For ethnic minorities to be fairly represented in children’s literature will require a massive shift given how far there is still to go. A US study of children’s books published last year found that of 3200 titles, only 93 were about black people and 69 were about Asians. There is no doubt this imbalance must be addressed – but it is going to take time and commitment.
Publishing houses need to lead this change. It is up to them to ensure their writers are not all one colour. It is up to them to ensure the characters in their books are not all one colour. And once we see greater diversity on the page, we can all play a part in ensuring these new books are read. We need more diverse books, yes, but we also need to read them when we have them.
As a British Indian woman who never saw herself in the books she read as a child, I want a different experience for my children. I never felt like I could be one of the children in the adventure stories I read. I never felt like I could be one of the children in the dramas I read.

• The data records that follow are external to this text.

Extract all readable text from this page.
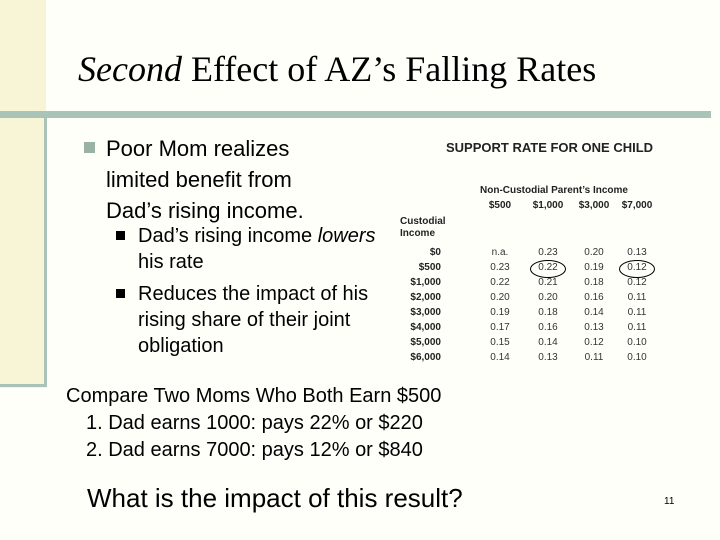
Second Effect of AZ’s Falling Rates
Poor Mom realizes limited benefit from Dad’s rising income.
Dad’s rising income lowers his rate
Reduces the impact of his rising share of their joint obligation
SUPPORT RATE FOR ONE CHILD
Non-Custodial Parent’s Income
$500	$1,000	$3,000	$7,000
Custodial Income
$0	n.a.	0.23	0.20	0.13
$500	0.23	0.22	0.19	0.12
$1,000	0.22	0.21	0.18	0.12
$2,000	0.20	0.20	0.16	0.11
$3,000	0.19	0.18	0.14	0.11
$4,000	0.17	0.16	0.13	0.11
$5,000	0.15	0.14	0.12	0.10
$6,000	0.14	0.13	0.11	0.10
Compare Two Moms Who Both Earn $500
1. Dad earns 1000: pays 22% or $220
2. Dad earns 7000: pays 12% or $840
What is the impact of this result?	11
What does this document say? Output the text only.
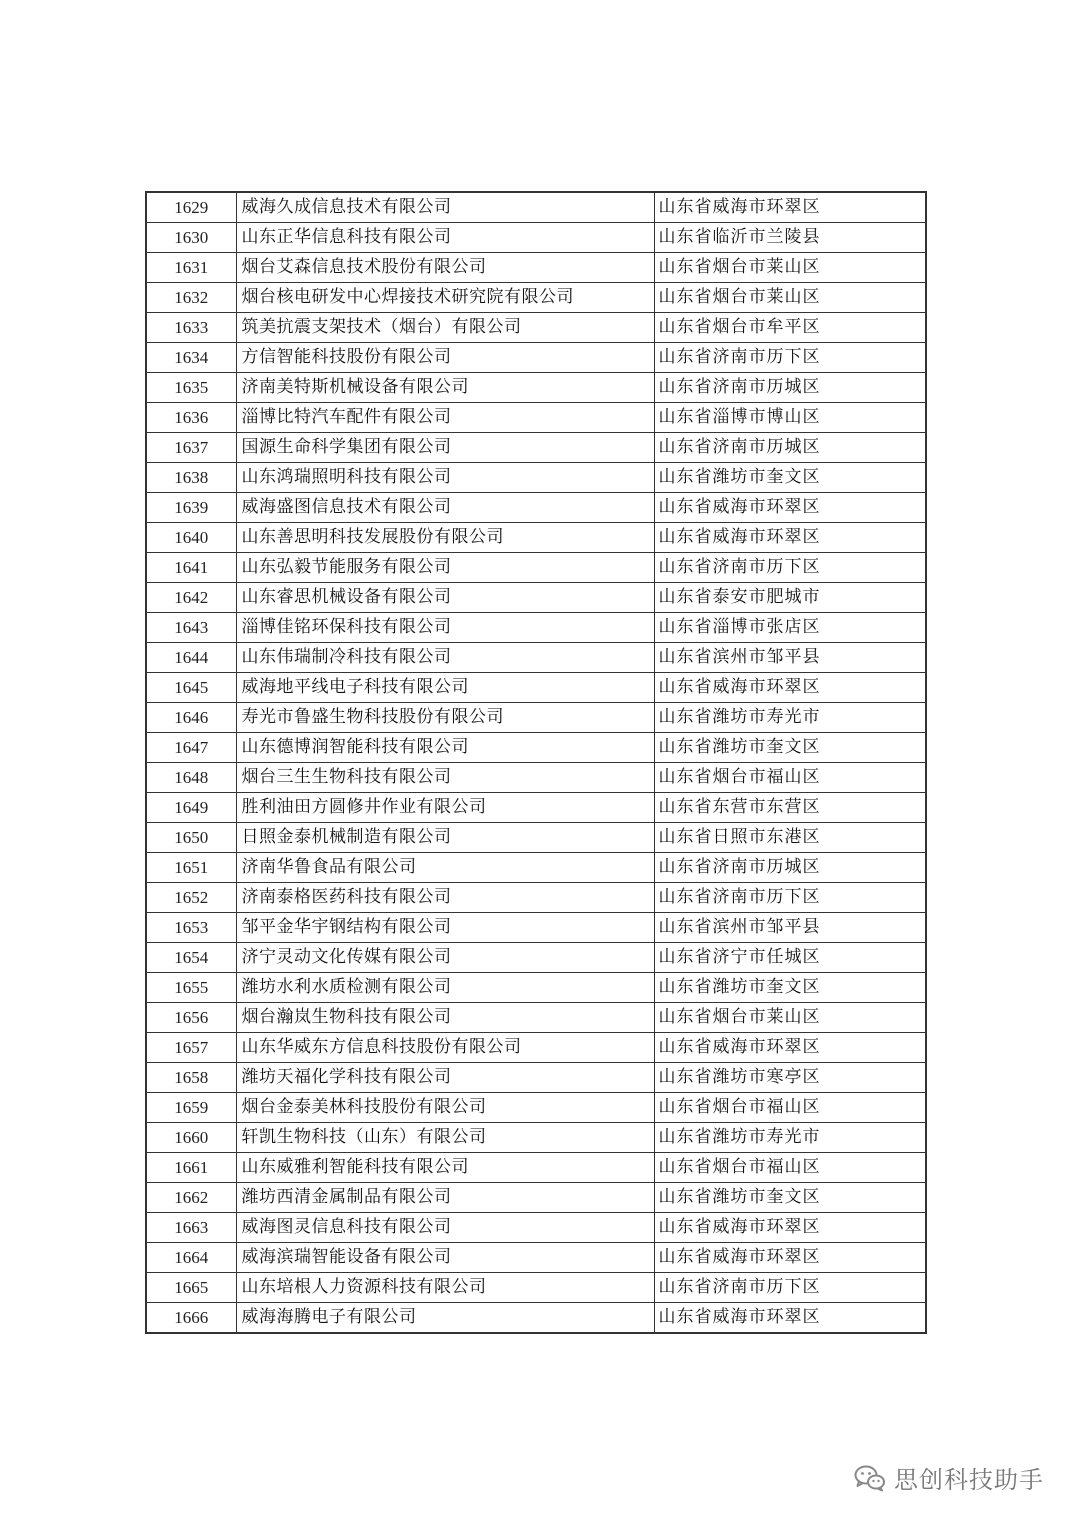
1629	威海久成信息技术有限公司	山东省威海市环翠区
1630	山东正华信息科技有限公司	山东省临沂市兰陵县
1631	烟台艾森信息技术股份有限公司	山东省烟台市莱山区
1632	烟台核电研发中心焊接技术研究院有限公司	山东省烟台市莱山区
1633	筑美抗震支架技术（烟台）有限公司	山东省烟台市牟平区
1634	方信智能科技股份有限公司	山东省济南市历下区
1635	济南美特斯机械设备有限公司	山东省济南市历城区
1636	淄博比特汽车配件有限公司	山东省淄博市博山区
1637	国源生命科学集团有限公司	山东省济南市历城区
1638	山东鸿瑞照明科技有限公司	山东省潍坊市奎文区
1639	威海盛图信息技术有限公司	山东省威海市环翠区
1640	山东善思明科技发展股份有限公司	山东省威海市环翠区
1641	山东弘毅节能服务有限公司	山东省济南市历下区
1642	山东睿思机械设备有限公司	山东省泰安市肥城市
1643	淄博佳铭环保科技有限公司	山东省淄博市张店区
1644	山东伟瑞制冷科技有限公司	山东省滨州市邹平县
1645	威海地平线电子科技有限公司	山东省威海市环翠区
1646	寿光市鲁盛生物科技股份有限公司	山东省潍坊市寿光市
1647	山东德博润智能科技有限公司	山东省潍坊市奎文区
1648	烟台三生生物科技有限公司	山东省烟台市福山区
1649	胜利油田方圆修井作业有限公司	山东省东营市东营区
1650	日照金泰机械制造有限公司	山东省日照市东港区
1651	济南华鲁食品有限公司	山东省济南市历城区
1652	济南泰格医药科技有限公司	山东省济南市历下区
1653	邹平金华宇钢结构有限公司	山东省滨州市邹平县
1654	济宁灵动文化传媒有限公司	山东省济宁市任城区
1655	潍坊水利水质检测有限公司	山东省潍坊市奎文区
1656	烟台瀚岚生物科技有限公司	山东省烟台市莱山区
1657	山东华威东方信息科技股份有限公司	山东省威海市环翠区
1658	潍坊天福化学科技有限公司	山东省潍坊市寒亭区
1659	烟台金泰美林科技股份有限公司	山东省烟台市福山区
1660	轩凯生物科技（山东）有限公司	山东省潍坊市寿光市
1661	山东威雅利智能科技有限公司	山东省烟台市福山区
1662	潍坊西清金属制品有限公司	山东省潍坊市奎文区
1663	威海图灵信息科技有限公司	山东省威海市环翠区
1664	威海滨瑞智能设备有限公司	山东省威海市环翠区
1665	山东培根人力资源科技有限公司	山东省济南市历下区
1666	威海海腾电子有限公司	山东省威海市环翠区
思创科技助手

We might have liked the same things, we might have worn similar clothes – but the fact that these heriones were never Asian was too big a difference for me to see past as a child.
In the worlds I inhabited as an avid reader, I was invisible. Would I be like this throughout my own life, I wondered? My family, my culture, my history, my language, my people – we were absent from the world as it appeared on the page. Were we of so little value?
I want my children to feel inspired by the books they read. I want them to see the world for what it is – diverse, varied, full of all of us who are different – and I want them to feel a part of it. With their brown-skinned mother and white-skinned father, I want them to see girls and boys like themselves in their storybooks. I want them to believe they can be superheroes or adventurers or ballerinas or astronauts. I want them to be included.
My daughter is nine months old. My son is nearly two and a half. The books we read them feature talking animals and mythical creatures such as dragons. They feature all-white girls and boys and families in all the central roles. They don’t feature brown-skinned people like their mother. It is time for change.